Everyone should feel that they are a STEM person. They may not choose a STEM career, but when you walk around nature and wonder and see something that makes you curious and you want to know more about it… that’s you wanting to engage in the scientific world. Seeing how patterns and shapes work… you’re a math person! We’ve made it such that we think of things as learning in an in-school context, but we have to think: how do we unleash that for you now?
What drives your passion for STEM?
First and foremost is wonder and awe. It can be from a secular or faith perspective. Nature is amazing and wonderful. If we take this idea of being made in the image and likeness of God, part of the image of God is taking part in creative endeavors. We’ve developed a power over time to explain the world around us. To create and design in ways that produce new tools and new possibilities. For me, it’s part of that wonder and awe that the world around us has predictive value. The second is, young people—and I think all people— are naturally curious. So how do we engage the world around us and address those curiosities. Science provides one means that is reliable to answering some of those questions. Third, science is useful. It does things for us. It is a body of knowledge that can be used for the common good. Those three things working together are a great reason why I work in science education.
Is there something that particularly sparked your curiosity for STEM?
I’ve always been fascinated by science. I wish I could have my K-12 science education back and even part of my undergraduate education because I was doing it for the wrong reasons. I think I would’ve been even more on fire. I was too grade-oriented and worried about getting the right answer. I missed the forest through the trees of the big things I could think about, question, and try to use data to answer. I would’ve loved to have the mindset I do now when I was growing up. I believe I would’ve gone down the same path, but I would’ve maximized those learning opportunities even more.
Is there something you want children to understand about STEM?
There is school-based science education, and that’s a great place for this to happen. But don’t try to do school science. Try to engage in science and learn about science for its own sake. It can help be a force for good in the world. It can help you shape your own future and decisions. Keep maximizing your curiosity and keep asking questions that you want to answer about the world.
What is the biggest positive to being a part of the Center for STEM Education?
We’re working together but bringing unique perspectives and talents—a lot of people talk about translation of research to practice—but as a Center, we are wholly committed and wholly living that out every day. We’re working with teachers, striving to make a difference in the lives of young people through the formation of teachers and great STEM teacher-leaders. That is influencing the type of research questions we take up. Our programs are providing data for those research. We’re also doing basic research that is funneling right into many of our programs and influencing them in ways that wouldn’t if they were static, standalone professional development experiences. That duality of always thinking about the research and the practice together - they are part and parcel to each other.

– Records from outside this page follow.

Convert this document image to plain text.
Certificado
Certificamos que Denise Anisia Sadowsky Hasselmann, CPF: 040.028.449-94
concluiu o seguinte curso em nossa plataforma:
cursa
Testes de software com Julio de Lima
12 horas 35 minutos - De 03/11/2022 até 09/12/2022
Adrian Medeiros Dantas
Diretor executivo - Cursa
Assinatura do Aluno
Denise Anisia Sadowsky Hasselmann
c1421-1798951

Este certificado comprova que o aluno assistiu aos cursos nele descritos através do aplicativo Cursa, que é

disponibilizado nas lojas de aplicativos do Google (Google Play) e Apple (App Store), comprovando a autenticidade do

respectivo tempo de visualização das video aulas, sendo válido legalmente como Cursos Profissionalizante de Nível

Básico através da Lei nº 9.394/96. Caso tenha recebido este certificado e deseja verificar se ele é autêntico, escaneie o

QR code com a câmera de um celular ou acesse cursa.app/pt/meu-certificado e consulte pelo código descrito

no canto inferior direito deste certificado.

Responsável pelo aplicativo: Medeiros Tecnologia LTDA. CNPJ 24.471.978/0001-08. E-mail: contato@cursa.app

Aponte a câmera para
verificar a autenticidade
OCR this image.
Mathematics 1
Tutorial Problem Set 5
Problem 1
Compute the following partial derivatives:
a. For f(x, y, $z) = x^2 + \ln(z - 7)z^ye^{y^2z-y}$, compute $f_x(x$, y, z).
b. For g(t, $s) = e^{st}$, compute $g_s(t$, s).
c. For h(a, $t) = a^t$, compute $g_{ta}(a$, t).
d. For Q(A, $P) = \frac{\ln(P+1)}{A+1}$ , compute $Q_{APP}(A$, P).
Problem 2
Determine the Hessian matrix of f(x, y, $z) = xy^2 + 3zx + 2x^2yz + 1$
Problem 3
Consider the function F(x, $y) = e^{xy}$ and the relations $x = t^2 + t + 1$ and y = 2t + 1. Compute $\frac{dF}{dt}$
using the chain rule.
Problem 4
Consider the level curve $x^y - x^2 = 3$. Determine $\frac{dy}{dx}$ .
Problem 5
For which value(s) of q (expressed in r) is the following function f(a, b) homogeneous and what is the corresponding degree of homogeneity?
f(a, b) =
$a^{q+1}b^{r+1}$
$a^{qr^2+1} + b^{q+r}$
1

What advice would you give to someone who is just beginning a career in science education research?
Find great questions and don’t be afraid to commit to questions that have social value. There are misperceptions of researchers as totally objective and removed from application. One can do high-quality research that has been critiqued and accepted by the community that also has implications for young people, teachers, and learning systems. If we spend more time on finding good problem spaces and asking great questions, the methods and data follow more easily, resulting in higher impact for the field.